Like a TV on the fritz, however, the Ed Wood-era sci-fi/horror is hiding a much darker truth with carefully constructed visual and auditory cues. The film in effect becomes a manifestation of humanity’s knee-jerk reaction to laugh when scared. Rather than scream at the abyss we giggle, too uncomfortable to declare to the world we’re either not as brave as we believe or actually braver by pretending our souls aren’t getting crushed. Bang Bang Baby isn’t your run-of-the-mill creature feature living in satire, though. No, its horrors exist in the bleakest shadows of society—in the strong taking advantage of the weak, the tortured guilting the successful into becoming as helpless as them, and the fear of accepting the unacceptable. It’s Mulholland Drive lite, but St. Jules isn’t quite David Lynch.

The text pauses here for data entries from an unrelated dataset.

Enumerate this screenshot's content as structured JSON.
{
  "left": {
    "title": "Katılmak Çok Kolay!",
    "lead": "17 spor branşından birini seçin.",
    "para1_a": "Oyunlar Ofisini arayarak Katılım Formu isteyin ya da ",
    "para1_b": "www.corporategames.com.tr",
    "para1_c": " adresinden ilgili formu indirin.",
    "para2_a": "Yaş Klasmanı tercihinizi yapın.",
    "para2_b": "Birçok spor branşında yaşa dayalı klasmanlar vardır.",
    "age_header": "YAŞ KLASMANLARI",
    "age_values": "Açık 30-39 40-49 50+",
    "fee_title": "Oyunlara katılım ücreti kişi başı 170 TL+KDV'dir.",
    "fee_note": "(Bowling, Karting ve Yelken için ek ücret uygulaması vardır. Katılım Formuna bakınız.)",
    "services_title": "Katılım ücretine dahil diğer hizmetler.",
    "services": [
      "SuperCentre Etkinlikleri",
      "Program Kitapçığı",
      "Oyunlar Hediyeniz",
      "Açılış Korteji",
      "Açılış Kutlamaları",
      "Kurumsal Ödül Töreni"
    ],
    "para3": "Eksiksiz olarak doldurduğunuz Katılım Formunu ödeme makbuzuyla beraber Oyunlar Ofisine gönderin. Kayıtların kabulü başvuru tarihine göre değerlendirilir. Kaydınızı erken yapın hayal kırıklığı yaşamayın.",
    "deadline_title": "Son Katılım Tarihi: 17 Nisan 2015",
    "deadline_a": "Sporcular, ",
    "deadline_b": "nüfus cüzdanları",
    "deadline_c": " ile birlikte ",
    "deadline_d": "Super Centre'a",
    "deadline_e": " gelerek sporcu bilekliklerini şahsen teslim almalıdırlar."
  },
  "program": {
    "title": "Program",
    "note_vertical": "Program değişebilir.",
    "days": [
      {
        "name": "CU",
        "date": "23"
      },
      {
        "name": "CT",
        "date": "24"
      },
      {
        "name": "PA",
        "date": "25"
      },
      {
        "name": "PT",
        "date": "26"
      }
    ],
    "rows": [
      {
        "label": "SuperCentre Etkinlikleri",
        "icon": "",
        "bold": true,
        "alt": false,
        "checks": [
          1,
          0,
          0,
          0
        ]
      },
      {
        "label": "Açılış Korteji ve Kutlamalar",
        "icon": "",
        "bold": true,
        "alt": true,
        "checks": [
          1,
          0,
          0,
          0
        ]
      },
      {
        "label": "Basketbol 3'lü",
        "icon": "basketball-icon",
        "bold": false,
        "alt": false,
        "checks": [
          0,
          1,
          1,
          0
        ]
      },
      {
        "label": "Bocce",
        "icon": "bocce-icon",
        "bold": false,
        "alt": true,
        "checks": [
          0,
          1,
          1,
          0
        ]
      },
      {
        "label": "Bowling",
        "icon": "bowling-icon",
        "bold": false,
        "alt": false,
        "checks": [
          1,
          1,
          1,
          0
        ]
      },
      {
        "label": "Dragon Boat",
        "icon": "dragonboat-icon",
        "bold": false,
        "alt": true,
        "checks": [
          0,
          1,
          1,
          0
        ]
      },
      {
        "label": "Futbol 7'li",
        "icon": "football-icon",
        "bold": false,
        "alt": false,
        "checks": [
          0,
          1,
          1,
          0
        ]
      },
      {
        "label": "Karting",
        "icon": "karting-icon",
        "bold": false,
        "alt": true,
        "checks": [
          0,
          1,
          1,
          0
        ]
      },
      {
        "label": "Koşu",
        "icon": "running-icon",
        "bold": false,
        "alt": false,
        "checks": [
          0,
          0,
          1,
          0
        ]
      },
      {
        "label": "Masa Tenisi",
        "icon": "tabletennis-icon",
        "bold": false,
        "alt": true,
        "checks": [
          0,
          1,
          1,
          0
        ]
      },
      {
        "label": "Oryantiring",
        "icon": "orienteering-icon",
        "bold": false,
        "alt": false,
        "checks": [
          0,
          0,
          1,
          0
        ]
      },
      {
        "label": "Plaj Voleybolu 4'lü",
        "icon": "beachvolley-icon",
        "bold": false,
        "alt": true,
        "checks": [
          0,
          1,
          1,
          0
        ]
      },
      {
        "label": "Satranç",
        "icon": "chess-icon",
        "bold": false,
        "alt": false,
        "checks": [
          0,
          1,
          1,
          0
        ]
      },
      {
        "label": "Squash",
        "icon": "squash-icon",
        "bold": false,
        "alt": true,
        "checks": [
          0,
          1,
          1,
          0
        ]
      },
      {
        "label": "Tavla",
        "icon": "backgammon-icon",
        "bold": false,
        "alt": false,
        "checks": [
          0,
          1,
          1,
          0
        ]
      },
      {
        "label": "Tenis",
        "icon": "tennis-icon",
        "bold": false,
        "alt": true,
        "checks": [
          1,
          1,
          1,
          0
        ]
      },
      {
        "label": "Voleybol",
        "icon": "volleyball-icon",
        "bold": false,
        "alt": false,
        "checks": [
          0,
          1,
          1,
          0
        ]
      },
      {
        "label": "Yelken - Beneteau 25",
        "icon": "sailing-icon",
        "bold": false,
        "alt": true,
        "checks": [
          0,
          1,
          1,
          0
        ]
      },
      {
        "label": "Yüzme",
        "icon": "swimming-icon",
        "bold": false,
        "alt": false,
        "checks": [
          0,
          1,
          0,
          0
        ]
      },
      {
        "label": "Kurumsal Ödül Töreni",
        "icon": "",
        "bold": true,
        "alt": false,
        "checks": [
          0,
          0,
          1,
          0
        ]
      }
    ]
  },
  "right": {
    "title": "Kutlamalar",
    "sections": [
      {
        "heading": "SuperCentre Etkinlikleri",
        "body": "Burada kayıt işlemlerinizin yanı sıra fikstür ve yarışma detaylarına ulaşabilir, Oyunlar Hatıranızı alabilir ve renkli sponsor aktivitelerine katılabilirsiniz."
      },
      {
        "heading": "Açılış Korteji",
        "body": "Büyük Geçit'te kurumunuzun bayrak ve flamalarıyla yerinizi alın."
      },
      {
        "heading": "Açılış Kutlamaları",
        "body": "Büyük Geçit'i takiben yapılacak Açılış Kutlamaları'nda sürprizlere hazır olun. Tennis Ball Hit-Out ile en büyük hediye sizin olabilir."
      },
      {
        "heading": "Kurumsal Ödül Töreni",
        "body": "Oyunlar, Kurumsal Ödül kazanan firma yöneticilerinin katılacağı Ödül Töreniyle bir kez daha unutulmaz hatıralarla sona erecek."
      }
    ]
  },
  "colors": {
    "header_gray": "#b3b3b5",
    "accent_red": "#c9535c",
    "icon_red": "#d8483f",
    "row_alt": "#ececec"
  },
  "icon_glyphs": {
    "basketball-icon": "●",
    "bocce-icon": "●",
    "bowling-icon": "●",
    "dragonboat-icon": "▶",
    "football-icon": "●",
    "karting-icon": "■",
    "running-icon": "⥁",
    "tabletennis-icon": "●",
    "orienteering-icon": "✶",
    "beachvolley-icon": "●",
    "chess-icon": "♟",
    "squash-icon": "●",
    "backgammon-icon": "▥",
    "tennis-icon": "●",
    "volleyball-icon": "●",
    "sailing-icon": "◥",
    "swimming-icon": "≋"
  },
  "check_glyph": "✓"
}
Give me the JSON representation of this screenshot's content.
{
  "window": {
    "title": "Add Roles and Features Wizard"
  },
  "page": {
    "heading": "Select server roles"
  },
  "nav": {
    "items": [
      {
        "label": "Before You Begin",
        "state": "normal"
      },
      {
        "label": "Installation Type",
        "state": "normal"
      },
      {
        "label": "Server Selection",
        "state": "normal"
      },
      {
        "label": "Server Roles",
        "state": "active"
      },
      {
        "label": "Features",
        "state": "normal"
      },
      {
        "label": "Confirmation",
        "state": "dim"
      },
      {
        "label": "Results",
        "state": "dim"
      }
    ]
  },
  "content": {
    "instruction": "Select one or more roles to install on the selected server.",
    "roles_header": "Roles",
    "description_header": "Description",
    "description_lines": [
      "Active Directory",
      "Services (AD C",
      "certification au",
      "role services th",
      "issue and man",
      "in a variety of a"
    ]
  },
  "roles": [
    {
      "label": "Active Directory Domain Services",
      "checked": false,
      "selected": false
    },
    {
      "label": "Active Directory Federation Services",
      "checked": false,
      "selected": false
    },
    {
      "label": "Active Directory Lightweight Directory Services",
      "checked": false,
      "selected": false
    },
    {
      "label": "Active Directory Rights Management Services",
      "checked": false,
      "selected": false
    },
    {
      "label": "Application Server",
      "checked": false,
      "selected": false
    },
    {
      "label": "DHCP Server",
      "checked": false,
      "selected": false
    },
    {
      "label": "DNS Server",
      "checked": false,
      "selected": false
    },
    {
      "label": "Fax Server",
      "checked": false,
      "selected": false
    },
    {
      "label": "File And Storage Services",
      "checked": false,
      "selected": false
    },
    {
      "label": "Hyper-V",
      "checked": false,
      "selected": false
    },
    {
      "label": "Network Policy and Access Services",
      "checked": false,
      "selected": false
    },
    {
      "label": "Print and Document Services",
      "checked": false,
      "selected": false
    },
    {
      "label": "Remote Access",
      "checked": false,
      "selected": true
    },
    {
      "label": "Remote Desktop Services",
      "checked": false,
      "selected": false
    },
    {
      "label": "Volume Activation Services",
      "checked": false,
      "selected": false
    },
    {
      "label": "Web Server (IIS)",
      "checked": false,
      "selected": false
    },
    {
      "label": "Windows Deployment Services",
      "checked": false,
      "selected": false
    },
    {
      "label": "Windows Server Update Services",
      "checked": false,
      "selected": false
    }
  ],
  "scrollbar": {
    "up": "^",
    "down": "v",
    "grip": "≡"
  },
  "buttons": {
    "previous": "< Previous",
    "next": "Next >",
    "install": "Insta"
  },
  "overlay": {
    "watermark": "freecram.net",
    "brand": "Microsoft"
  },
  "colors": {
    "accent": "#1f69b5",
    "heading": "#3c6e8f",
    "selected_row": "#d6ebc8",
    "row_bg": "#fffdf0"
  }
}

The comparison is uncanny once you look past the differing tones. However, this difference is a big reason why St. Jules’ musical fantasy is better on paper than execution. He has us wanting to laugh too much before pulling the rug to reveal what’s actually happening beneath the artificial sheen that I’m not sure I ever felt suspense. The mutations occurring never feel life threatening or as anything we should be concerned about. After all, the most menacing grotesquery is Fabian’s neck mouth and all it does is sing in an angrier voice than his. We invest in the absurdity and covet the jokes too often separated by long gaps of action. Until the wall separating reality and fiction shimmers, we embrace the fun and are therefore unprepared for the blindsiding drama to come.

That said, I wonder whether my tune would change upon a second viewing because of the detail St. Jules injects. Whenever Stepphy vacates a room post-misting, you can see how those she was talking to haven’t budged until her return. Initially dismissed as a weird tick, it proves an integral clue to figuring out how much control Stepphy wields once we realize what’s going on. It’s our opening to travel further into the nightmare as she begins to steadily crawl out. The terror of reality has been hastily covered by the appeal her dreams coming true provide and like any good surrealist work, similarities between both halves eventually shatter the ruse. By returning to it with knowledge only someone who’s previously watched has, metaphor and deflection gets exposed to allow the architecture to render the façade subordinate.

Whereas Mulholland Drive‘s mysterious pieces sear into your mind to replay hours later, Bang Bang Baby makes its parts so laugh track light that they’re rendered disposable. Sitting here now trying to decipher the timeline of Stepphy’s journey, I find it difficult to remember much because I wasn’t thinking there would be more than meets the eye until halfway through. Perhaps this makes St. Jules’ accomplishment more complex since he’s created two films in one to ensure a second viewing is an infinitely different experience than the first. While an inviting idea, this means the surface was only half-baked. And if that initial viewing doesn’t grab us enough to return, we’ll never know its true worth. So while it might one day prove great, at present it’s merely a cult classic contender.